Policies and Insurance Contracts - Coverage - Exclusions - Misrepresentation in Obtaining Insurance - Interpretation of Policy - Rights and Duties of Insured - Notice - Relief Against Forfeiture
The court gave effect to the terms of an insuring agreement for a professional liability claims-made-and-reported policy, which provided that the failure to disclose any situation or circumstance which may in the future result in a claim excluded coverage of any action subsequently emanating therefrom. As coverage for this action never existed, the insured could not seek relief against forfeiture.
 O.J. No. 5246
2013 ONSC 7149
Ontario Superior Court of Justice
J.W. Quinn J.
November 19, 2013
The insured, a home inspector, held a claims-made-and-reported professional liability insurance policy.
The insured performed an inspection of a home in July of 2010. Shortly thereafter, a worker attending the home to do repairs in attic was fatally electrocuted. The Ministry of Labour investigated the incident and interviewed the insured on August 25, 2010. The insured recalled seeing and testing loose wiring in the attic at the time of the inspection.
Subsequent to the Ministry interview, the insured sought to renew his professional liability insurance policy. The insured filled out an application which asked if the insured was aware of any situation or circumstance which may in the future result in a claim, to which the insured answered "no". The application also stated that the insured agreed that "if there be knowledge of any such fact, circumstance or situation, any claim or action subsequently emanating therefrom is excluded from coverage under the proposed insurance". The insurer accepted the application and issued the policy ("Policy").
In November of 2011, the worker's family commenced an action against the insured and the insured gave notice to his insurer under the Policy.
The insurer applied for a declaration that the insured does not have coverage under the Policy.
The court noted that the test for awareness of any situation or circumstance which may in the future result in a claim is objective: see Sayle v. Jevco (1984), 58 BCLR 122, affirmed, (1985), 16 CCLI 309 (BCCA).
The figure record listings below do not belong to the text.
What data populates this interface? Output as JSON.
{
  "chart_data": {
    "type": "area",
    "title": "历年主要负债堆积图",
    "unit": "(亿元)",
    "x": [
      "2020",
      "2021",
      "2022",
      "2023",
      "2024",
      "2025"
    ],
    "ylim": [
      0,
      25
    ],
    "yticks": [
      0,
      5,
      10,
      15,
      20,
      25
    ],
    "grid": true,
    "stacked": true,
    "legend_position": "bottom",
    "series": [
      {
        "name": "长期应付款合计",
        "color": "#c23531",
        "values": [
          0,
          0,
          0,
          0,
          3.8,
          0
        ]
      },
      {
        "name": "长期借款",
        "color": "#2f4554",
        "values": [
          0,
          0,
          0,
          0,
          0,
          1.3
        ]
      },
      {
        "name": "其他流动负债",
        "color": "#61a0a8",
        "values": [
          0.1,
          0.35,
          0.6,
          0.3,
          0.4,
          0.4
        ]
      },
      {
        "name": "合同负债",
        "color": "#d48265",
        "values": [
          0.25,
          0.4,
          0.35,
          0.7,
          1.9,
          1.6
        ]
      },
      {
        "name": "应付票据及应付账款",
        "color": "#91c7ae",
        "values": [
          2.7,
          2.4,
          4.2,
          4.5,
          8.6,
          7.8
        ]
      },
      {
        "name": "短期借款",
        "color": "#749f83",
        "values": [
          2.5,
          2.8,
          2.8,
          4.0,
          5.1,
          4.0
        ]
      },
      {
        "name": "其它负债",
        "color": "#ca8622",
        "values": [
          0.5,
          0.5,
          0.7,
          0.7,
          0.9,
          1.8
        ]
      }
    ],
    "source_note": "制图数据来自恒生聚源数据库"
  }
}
In light of the objective test, the insured "could not overcome the fact of the investigation by the Ministry of Labour and the fact of the inquest, and the conclusion that they called out for notice" to the insurer when the application for the Policy was made.
The court held that the exclusion contained in the Policy application deprived the insured of coverage under the Policy for this risk. Furthermore, relief from forfeiture was not available to the insured because there never was insurance with respect to the excluded risk.